To show is, that $2$ is irreducible in $\mathbb Z[\sqrt{10}]$ but not prime, everything is clear except the line above. So if the implication above is true, then I get an equation in $\mathbb Z$, $4=(a^2-10b^2)(c^2-10d^2)$ which has no nontrivial factorization, hence irreducibility is shown, BUT why $b$ and $d$ can change their signs ?

 A: You can work this out longhand.
Multiply the first expression out so that $$2=ac+10bd+(ad+bc)\sqrt {10}$$
Now this sets a rational number $2-ac-10bd$ equal to a multiple of $\sqrt {10}$. Since $\sqrt {10}$ is irrational, this multiple must be zero, so that $ad+bc=0$. And if this is true, you will find that the second expression comes to the same thing.
It is worth doing longhand to understand what Henning Makholm says in his solution (which is part of a more general theory)

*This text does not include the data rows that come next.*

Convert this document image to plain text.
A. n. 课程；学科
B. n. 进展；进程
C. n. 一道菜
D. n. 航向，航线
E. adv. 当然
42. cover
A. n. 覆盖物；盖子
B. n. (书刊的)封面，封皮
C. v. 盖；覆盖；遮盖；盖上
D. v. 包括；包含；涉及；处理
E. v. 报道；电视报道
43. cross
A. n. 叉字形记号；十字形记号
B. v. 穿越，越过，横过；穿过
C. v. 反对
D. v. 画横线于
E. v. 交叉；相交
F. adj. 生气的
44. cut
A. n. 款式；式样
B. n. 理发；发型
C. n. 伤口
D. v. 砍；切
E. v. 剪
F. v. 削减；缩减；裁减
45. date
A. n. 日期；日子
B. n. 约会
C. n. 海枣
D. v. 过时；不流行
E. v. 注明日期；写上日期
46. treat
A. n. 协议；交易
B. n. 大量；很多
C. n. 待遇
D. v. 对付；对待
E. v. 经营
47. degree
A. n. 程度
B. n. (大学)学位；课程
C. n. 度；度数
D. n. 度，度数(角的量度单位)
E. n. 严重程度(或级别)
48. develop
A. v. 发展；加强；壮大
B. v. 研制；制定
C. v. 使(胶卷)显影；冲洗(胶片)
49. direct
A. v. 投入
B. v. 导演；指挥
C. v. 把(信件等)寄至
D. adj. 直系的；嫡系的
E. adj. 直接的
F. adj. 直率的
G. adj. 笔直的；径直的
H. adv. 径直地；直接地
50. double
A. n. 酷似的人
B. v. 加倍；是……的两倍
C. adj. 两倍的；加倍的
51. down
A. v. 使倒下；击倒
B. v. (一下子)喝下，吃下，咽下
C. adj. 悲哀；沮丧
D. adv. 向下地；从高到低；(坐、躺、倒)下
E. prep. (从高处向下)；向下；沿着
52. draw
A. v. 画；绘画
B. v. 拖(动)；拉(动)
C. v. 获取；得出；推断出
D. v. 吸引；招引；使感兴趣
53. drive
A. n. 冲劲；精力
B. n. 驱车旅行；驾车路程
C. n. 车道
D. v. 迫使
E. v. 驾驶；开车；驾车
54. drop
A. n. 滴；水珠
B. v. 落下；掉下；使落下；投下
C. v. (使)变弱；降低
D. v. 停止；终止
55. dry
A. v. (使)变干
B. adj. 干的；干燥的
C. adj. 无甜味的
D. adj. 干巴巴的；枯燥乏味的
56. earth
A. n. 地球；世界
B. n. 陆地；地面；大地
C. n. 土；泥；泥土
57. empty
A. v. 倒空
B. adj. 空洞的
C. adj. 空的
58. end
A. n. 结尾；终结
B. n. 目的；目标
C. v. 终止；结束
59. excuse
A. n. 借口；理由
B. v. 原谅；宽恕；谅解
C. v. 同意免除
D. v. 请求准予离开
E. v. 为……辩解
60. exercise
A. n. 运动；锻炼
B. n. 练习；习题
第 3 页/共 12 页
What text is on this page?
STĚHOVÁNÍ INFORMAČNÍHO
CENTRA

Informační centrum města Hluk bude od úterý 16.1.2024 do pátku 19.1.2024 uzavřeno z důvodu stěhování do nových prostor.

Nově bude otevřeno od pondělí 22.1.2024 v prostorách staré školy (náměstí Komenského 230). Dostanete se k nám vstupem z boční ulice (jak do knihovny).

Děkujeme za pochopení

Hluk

A: All quadratic number fields/rings come with a conjugation: $a+b\sqrt D \mapsto a-b\sqrt D$. This is clearly a homomorphism, so just apply that to the first equation.
A: The point is that $\{1, \sqrt{10} \}$ is linearly independent over $\mathbb{Q}$, for otherwise, we have $x + y \sqrt{10} =0$ for some $x,y \in \mathbb{Q}$ not both $0$, which implies that $\sqrt{10} \in \mathbb{Q}$, which is not the case ( by uniqueness of prime factorization in $\mathbb{Z}$, for example).   
Now we have if we have $2 = (a+b \sqrt{10})(c+d\sqrt{10}) $ for $a,b,c,d \in \mathbb{Z}$
then the linear independence of $\{1,\sqrt{10} \}$ over $\mathbb{Q}$ forces $2 = ac +10bd$ and $ 0 = (ad+bc)$. But substituting this back also gives $2 = (a-b \sqrt{10})(c-d\sqrt{10})$.
This type of argument works with $\sqrt{10}$ replaced by $\sqrt{d}$ as long as $d$ is an integer which is not a perfect square.